THE British New Wave lasted only a few years – say from about 1959 to 1963 and it consisted of little more than seven or eight films. Most of the them were adapted from books or plays written by young contemporary writers such as John Braine, Alan Sillitoe and Shelagh Delaney. A slight relaxation of censorship by the late fifties together with the invention of lightweight portable cameras and faster film stock made it easier for directors such as Tony Richardson, Karel Reisz and Lindsay Anderson to make films on location away from London and the usual film studios. Just as their French contemporaries had done British audiences found this all pretty revolutionary stuff and a cinematic breath of fresh air.
Room at the Top, released in 1959, although set in 1947, was given an ‘X’ certificate the main reason being because it featured a woman on screen admitting that she had enjoyed sex. Initially the distributors refused to touch it but the ABC chain took a chance and the film went on to become a critical and commercial hit, paving the way for the rest of the ‘kitchen sink’ British New Wave that soon followed.
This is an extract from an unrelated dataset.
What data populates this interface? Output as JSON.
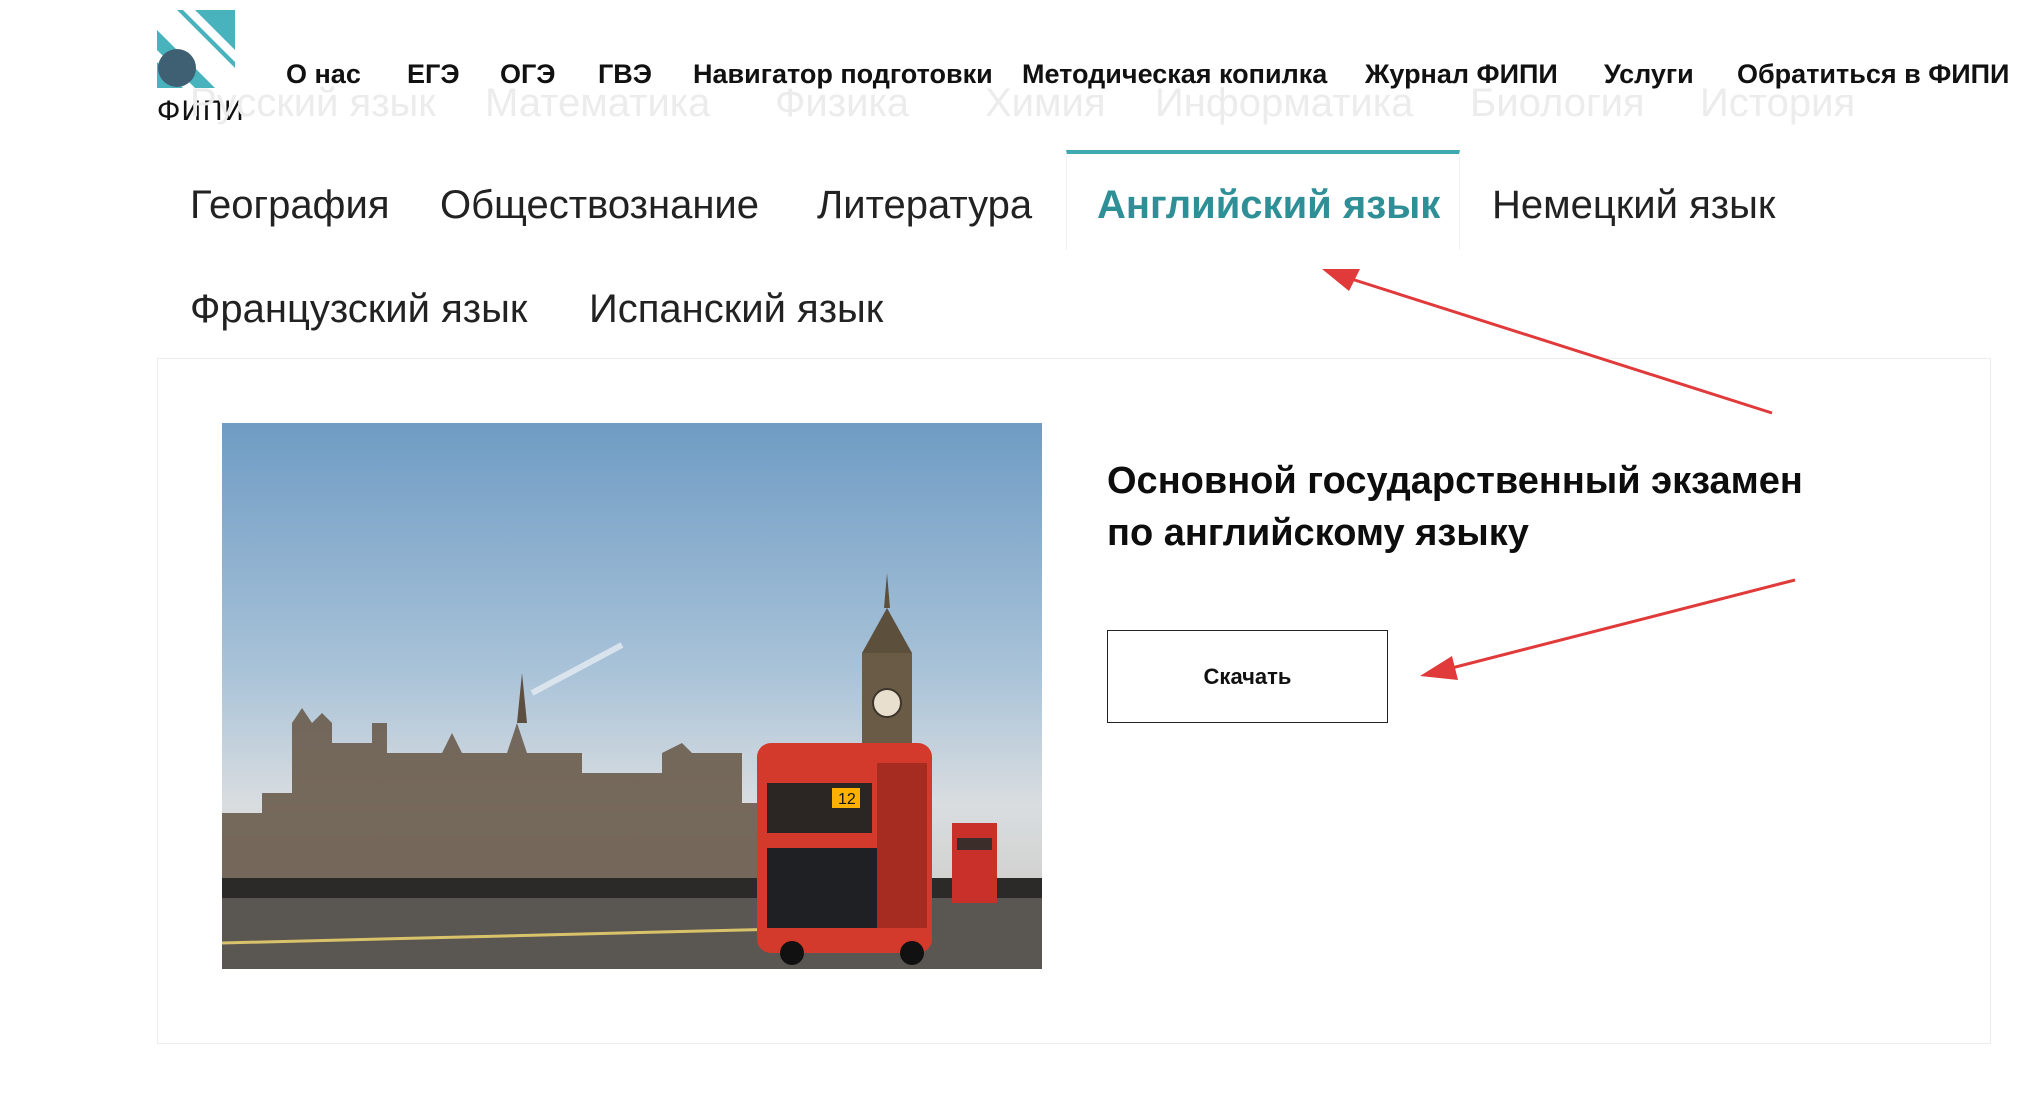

Although he published twelve works of fiction during his life it’s fair to say that John Braine is little remembered today for anything but his first novel Room at the Top published in 1957. He was born in a small terraced house near the Westgate area of central Bradford in 1922. The family later moved to the suburb of Thackley when his father got a job at Esholt’s Sewage works. The Yorkshire Post described Thackley of the time as “a grim satellite of industrial Shipley, just the sort of place his main Room at the Top character Joe Lampton came from, “where the snow seemed to turn black almost before it hit the ground”‘
Braine left St. Bede’s Grammar School at sixteen and worked in a shop, a laboratory and a factory before becoming, after the war, a librarian in Bingley, a small town five miles up the Aire Valley. Braine came up with the idea for his first novel while being treated for tuberculosis in a hospital near the Yorkshire Dales town of Grassington. He stated that his favourite author was Guy de Maupassant and that Room at the Top was based on Bel Ami, but that “the critics didn’t pick it up”.